7. Removing Sensitive or Offensive Content

Address privacy, ethical, and regulatory concerns:

  • Sensitive Information:

    • Personally Identifiable Information (PII): Names, addresses, phone numbers, etc.

    • Financial or medical data, unless explicitly allowed.

  • Offensive or Toxic Content:

    • Detect using toxicity classifiers (e.g., Perspective API, OpenAI’s filters).

    • Use word lists or pre-trained models to flag harmful content.


8. Tokenization

Prepare data for model training by converting text into tokens:

  • Tokenization Methods:

    • Byte Pair Encoding (BPE).

    • SentencePiece.

    • WordPiece.

  • Tools:

    • Hugging Face tokenizers.

    • sentencepiece for subword tokenization.


9. Removing Boilerplate and Formatting Artifacts

Clean extraneous content introduced by web scraping or text formatting:

  • Examples of Artifacts:

    • HTML tags and metadata.

    • Advertisement banners or footers.

    • Code comments in scraped repositories.

  • Tools:

    • Use regular expressions or libraries like BeautifulSoup for HTML parsing.


10. Data Augmentation (Optional)

If needed, augment data to improve model robustness:

  • Examples:

    • Backtranslation for creating diverse paraphrases.

    • Synonym replacement using thesaurus-based tools.

  • Considerations:

    • Balance augmentation to avoid introducing noise.


11. Bias Mitigation

Identify and address biases in the dataset:

  • Types of Bias:

    • Demographic biases (e.g., gender, race, or geographic bias).

    • Overrepresentation of specific perspectives or ideologies.

  • Mitigation Techniques:

    • Balance data representation across demographics.

    • Perform ethical audits of the dataset.


12. Dataset Structuring and Storage

Prepare the data for efficient access during training:

  • Organization:

    • Store data in chunks or shards for parallel access.

    • Save preprocessed data in formats like .txt, .jsonl, or .tfrecord.

  • Compression:

    • Use Gzip or similar tools to compress large datasets.


13. Data Validation

Ensure the cleaned dataset meets quality standards:

  • Metrics to Validate:

    • Distribution of token lengths.

    • Proportion of high-quality sentences.
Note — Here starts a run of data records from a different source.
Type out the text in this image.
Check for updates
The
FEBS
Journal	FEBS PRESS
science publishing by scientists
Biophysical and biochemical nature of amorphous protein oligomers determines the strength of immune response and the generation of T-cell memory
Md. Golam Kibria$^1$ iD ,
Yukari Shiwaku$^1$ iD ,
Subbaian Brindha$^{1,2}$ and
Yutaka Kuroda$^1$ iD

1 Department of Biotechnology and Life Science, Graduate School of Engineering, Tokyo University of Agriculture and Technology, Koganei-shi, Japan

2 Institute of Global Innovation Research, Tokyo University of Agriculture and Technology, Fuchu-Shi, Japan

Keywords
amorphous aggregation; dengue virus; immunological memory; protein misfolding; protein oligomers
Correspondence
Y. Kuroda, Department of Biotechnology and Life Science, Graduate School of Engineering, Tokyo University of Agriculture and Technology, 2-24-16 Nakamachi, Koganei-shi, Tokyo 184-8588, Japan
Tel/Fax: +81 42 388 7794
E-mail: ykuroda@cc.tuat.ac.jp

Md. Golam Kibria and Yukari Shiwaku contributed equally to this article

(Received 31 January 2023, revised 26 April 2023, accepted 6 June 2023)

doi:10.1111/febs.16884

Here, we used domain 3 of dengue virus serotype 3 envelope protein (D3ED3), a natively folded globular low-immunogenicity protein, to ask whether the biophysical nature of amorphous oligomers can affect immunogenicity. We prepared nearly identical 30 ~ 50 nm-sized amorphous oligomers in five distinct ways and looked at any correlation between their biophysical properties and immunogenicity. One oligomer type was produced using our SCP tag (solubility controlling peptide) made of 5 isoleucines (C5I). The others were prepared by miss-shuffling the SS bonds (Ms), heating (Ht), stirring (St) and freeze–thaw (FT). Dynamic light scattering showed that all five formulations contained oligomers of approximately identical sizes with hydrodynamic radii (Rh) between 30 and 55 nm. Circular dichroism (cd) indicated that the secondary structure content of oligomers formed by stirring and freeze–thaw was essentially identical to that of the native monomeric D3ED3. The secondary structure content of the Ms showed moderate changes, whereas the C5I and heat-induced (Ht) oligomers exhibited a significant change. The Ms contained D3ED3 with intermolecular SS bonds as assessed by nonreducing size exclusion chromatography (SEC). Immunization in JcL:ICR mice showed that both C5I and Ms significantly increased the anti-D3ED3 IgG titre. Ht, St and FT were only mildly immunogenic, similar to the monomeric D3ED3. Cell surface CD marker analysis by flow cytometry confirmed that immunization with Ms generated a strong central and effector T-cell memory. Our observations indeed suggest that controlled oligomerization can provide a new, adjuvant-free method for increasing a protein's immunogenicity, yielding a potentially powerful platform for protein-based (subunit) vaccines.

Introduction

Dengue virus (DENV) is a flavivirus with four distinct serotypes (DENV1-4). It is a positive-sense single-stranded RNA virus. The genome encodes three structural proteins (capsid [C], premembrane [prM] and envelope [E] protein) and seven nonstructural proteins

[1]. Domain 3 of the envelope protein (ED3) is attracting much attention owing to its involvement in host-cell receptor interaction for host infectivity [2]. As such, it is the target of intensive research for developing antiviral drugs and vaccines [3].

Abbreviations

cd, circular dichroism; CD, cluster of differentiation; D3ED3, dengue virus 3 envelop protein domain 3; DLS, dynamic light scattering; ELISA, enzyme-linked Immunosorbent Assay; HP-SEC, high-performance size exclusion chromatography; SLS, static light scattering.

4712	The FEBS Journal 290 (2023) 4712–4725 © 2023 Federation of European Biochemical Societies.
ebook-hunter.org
    • Domain balance and language diversity.

  • Manual Spot-Checking:

    • Randomly sample documents for manual inspection.


14. Data Documentation

Document the dataset for reproducibility and transparency:

  • Details to Include:

    • Sources of data.

    • Preprocessing steps.

    • Known biases or limitations.


Summary Workflow

  1. Collect diverse datasets.

  2. Deduplicate, filter, and normalize data.

  3. Remove sensitive and offensive content.

  4. Tokenize and preprocess for model training.

  5. Validate and document the dataset.


By following these steps, you can generate clean, high-quality datasets that contribute to building robust and ethical LLMs.